Corbett also said in an interview (http://bit.ly/wzsZ1u) with WPVI-TV in Philadelphia that he and his fellow Penn State trustees were right to fire the legendary Paterno last fall even though the coach met his legal obligation to report the allegation against Jerry Sandusky.
"I wish he would have followed up after he made that report," Corbett said Thursday.
A graduate assistant told Paterno in March 2002 that he had witnessed Sandusky sexually assaulting a boy in the university's athletic facilities. Paterno then relayed a version of that story to a Penn State administrator.
Sandusky later was charged with sexually abusing 10 boys over a 15-year period. He has maintained his innocence, acknowledging he showered with boys but saying he never molested them.
Paterno, who coached at Penn State for decades, said just before his firing in November that he wished he'd done more. He later described the abuse scandal as one of the great sorrows of his life. He died of lung cancer in January at age 85.

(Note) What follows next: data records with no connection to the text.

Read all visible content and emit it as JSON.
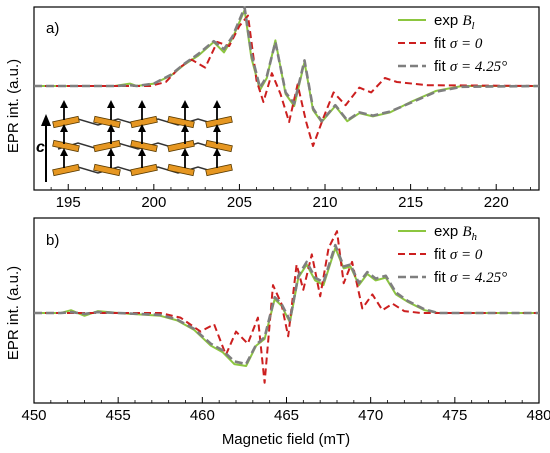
{
  "y_axis_label": "EPR int. (a.u.)",
  "x_axis_label": "Magnetic field (mT)",
  "colors": {
    "exp": "#8cc63f",
    "fit0": "#cc1f1f",
    "fit425": "#7f7f7f",
    "crystal_bar": "#e69722",
    "arrow": "#000000"
  },
  "inset": {
    "axis_label": "c"
  },
  "chart_data": [
    {
      "type": "line",
      "panel_label": "a)",
      "xlim": [
        193,
        222.5
      ],
      "x_ticks": [
        195,
        200,
        205,
        210,
        215,
        220
      ],
      "grid": false,
      "legend_position": "top-right",
      "legend": [
        {
          "key": "exp",
          "text": "exp",
          "math": "B",
          "sub": "l"
        },
        {
          "key": "fit0",
          "text": "fit",
          "math": "σ = 0",
          "sub": ""
        },
        {
          "key": "fit425",
          "text": "fit",
          "math": "σ = 4.25°",
          "sub": ""
        }
      ],
      "baseline": 0,
      "series": [
        {
          "key": "exp",
          "style": "solid",
          "x": [
            193,
            197.7,
            198.6,
            199,
            200,
            201,
            201.8,
            202.6,
            203.5,
            204.1,
            204.6,
            205.3,
            205.7,
            206.2,
            206.6,
            207.1,
            207.7,
            208.2,
            208.8,
            209.3,
            209.8,
            210.6,
            211.3,
            212.0,
            212.8,
            213.8,
            215.0,
            216.5,
            218,
            222.5
          ],
          "y": [
            0,
            0,
            0.03,
            0,
            0.03,
            0.13,
            0.27,
            0.38,
            0.55,
            0.42,
            0.6,
            0.95,
            0.35,
            -0.05,
            0.1,
            0.57,
            -0.1,
            -0.25,
            0.3,
            -0.3,
            -0.45,
            -0.25,
            -0.44,
            -0.34,
            -0.38,
            -0.33,
            -0.2,
            -0.06,
            0,
            0
          ]
        },
        {
          "key": "fit0",
          "style": "dashed",
          "x": [
            193,
            199.8,
            200.7,
            201.5,
            202.2,
            203,
            203.7,
            204.4,
            205.0,
            205.5,
            206.0,
            206.4,
            206.9,
            207.4,
            207.9,
            208.4,
            208.9,
            209.3,
            209.9,
            210.5,
            211.2,
            212.0,
            212.7,
            213.5,
            214.2,
            216,
            222.5
          ],
          "y": [
            0,
            0,
            0.05,
            0.23,
            0.33,
            0.23,
            0.55,
            0.5,
            0.75,
            0.88,
            0.07,
            -0.2,
            0.16,
            -0.1,
            -0.45,
            0.02,
            -0.45,
            -0.75,
            -0.4,
            -0.08,
            -0.24,
            -0.02,
            -0.08,
            0.1,
            0.05,
            0.01,
            0
          ]
        },
        {
          "key": "fit425",
          "style": "dashed",
          "x": [
            193,
            197.7,
            198.6,
            199,
            200,
            201,
            201.8,
            202.6,
            203.5,
            204.1,
            204.6,
            205.3,
            205.7,
            206.2,
            206.6,
            207.1,
            207.7,
            208.2,
            208.8,
            209.3,
            209.8,
            210.6,
            211.3,
            212.0,
            212.8,
            213.8,
            215.0,
            216.5,
            218,
            222.5
          ],
          "y": [
            0,
            0,
            0.01,
            0,
            0.03,
            0.14,
            0.28,
            0.4,
            0.56,
            0.46,
            0.62,
            0.98,
            0.4,
            -0.02,
            0.12,
            0.55,
            -0.08,
            -0.22,
            0.32,
            -0.28,
            -0.44,
            -0.24,
            -0.43,
            -0.33,
            -0.37,
            -0.32,
            -0.21,
            -0.07,
            -0.01,
            0
          ]
        }
      ]
    },
    {
      "type": "line",
      "panel_label": "b)",
      "xlim": [
        450,
        480
      ],
      "x_ticks": [
        450,
        455,
        460,
        465,
        470,
        475,
        480
      ],
      "xlabel": "Magnetic field (mT)",
      "grid": false,
      "legend_position": "top-right",
      "legend": [
        {
          "key": "exp",
          "text": "exp",
          "math": "B",
          "sub": "h"
        },
        {
          "key": "fit0",
          "text": "fit",
          "math": "σ = 0",
          "sub": ""
        },
        {
          "key": "fit425",
          "text": "fit",
          "math": "σ = 4.25°",
          "sub": ""
        }
      ],
      "baseline": 0,
      "series": [
        {
          "key": "exp",
          "style": "solid",
          "x": [
            450,
            451.6,
            452.2,
            453.0,
            453.8,
            455,
            457.5,
            458.5,
            459.5,
            460.5,
            461.2,
            461.9,
            462.6,
            463.2,
            463.7,
            464.3,
            464.7,
            465.2,
            465.7,
            466.2,
            466.7,
            467.2,
            467.9,
            468.4,
            468.8,
            469.3,
            469.8,
            470.3,
            470.9,
            471.5,
            472.2,
            473.2,
            474,
            480
          ],
          "y": [
            0,
            0,
            0.03,
            -0.03,
            0.02,
            0,
            -0.03,
            -0.08,
            -0.18,
            -0.35,
            -0.42,
            -0.55,
            -0.57,
            -0.35,
            -0.28,
            0.15,
            0.08,
            -0.1,
            0.38,
            0.52,
            0.35,
            0.3,
            0.7,
            0.48,
            0.5,
            0.3,
            0.42,
            0.35,
            0.38,
            0.2,
            0.12,
            0.03,
            0,
            0
          ]
        },
        {
          "key": "fit0",
          "style": "dashed",
          "x": [
            450,
            457.5,
            458.7,
            459.9,
            460.7,
            461.4,
            462.0,
            462.7,
            463.3,
            463.7,
            464.2,
            464.7,
            465.1,
            465.6,
            466.0,
            466.5,
            467.0,
            467.5,
            468.0,
            468.4,
            468.9,
            469.5,
            470.1,
            470.7,
            471.3,
            472.0,
            473,
            480
          ],
          "y": [
            0,
            0,
            -0.05,
            -0.2,
            -0.12,
            -0.45,
            -0.2,
            -0.33,
            -0.05,
            -0.75,
            0.3,
            0.1,
            -0.25,
            0.52,
            0.25,
            0.63,
            0.18,
            0.7,
            0.88,
            0.32,
            0.55,
            0.05,
            0.2,
            0.03,
            0.1,
            0.02,
            0,
            0
          ]
        },
        {
          "key": "fit425",
          "style": "dashed",
          "x": [
            450,
            451.6,
            452.2,
            453.0,
            453.8,
            455,
            457.5,
            458.5,
            459.5,
            460.5,
            461.2,
            461.9,
            462.6,
            463.2,
            463.7,
            464.3,
            464.7,
            465.2,
            465.7,
            466.2,
            466.7,
            467.2,
            467.9,
            468.4,
            468.8,
            469.3,
            469.8,
            470.3,
            470.9,
            471.5,
            472.2,
            473.2,
            474,
            480
          ],
          "y": [
            0,
            0,
            0.01,
            -0.01,
            0.01,
            0,
            -0.02,
            -0.07,
            -0.17,
            -0.33,
            -0.4,
            -0.52,
            -0.55,
            -0.34,
            -0.26,
            0.17,
            0.1,
            -0.08,
            0.4,
            0.55,
            0.38,
            0.33,
            0.73,
            0.5,
            0.52,
            0.32,
            0.44,
            0.37,
            0.4,
            0.22,
            0.13,
            0.04,
            0,
            0
          ]
        }
      ]
    }
  ]
}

Corbett, a Republican, was involved in the Sandusky investigation as state attorney general before taking over as governor in January 2011. As governor, he sits on Penn State's board of trustees.
At a memorial service for Paterno, Nike founder and CEO Phil Knight defended the former coach, saying that "if there is a villain in this tragedy, it lies in that investigation and not in Joe Paterno's response."
Corbett told WPVI that he's not sure what Knight meant.
"If there's a villain in this, in my belief, it's the man who's been charged with the crimes against the victims," Corbett said.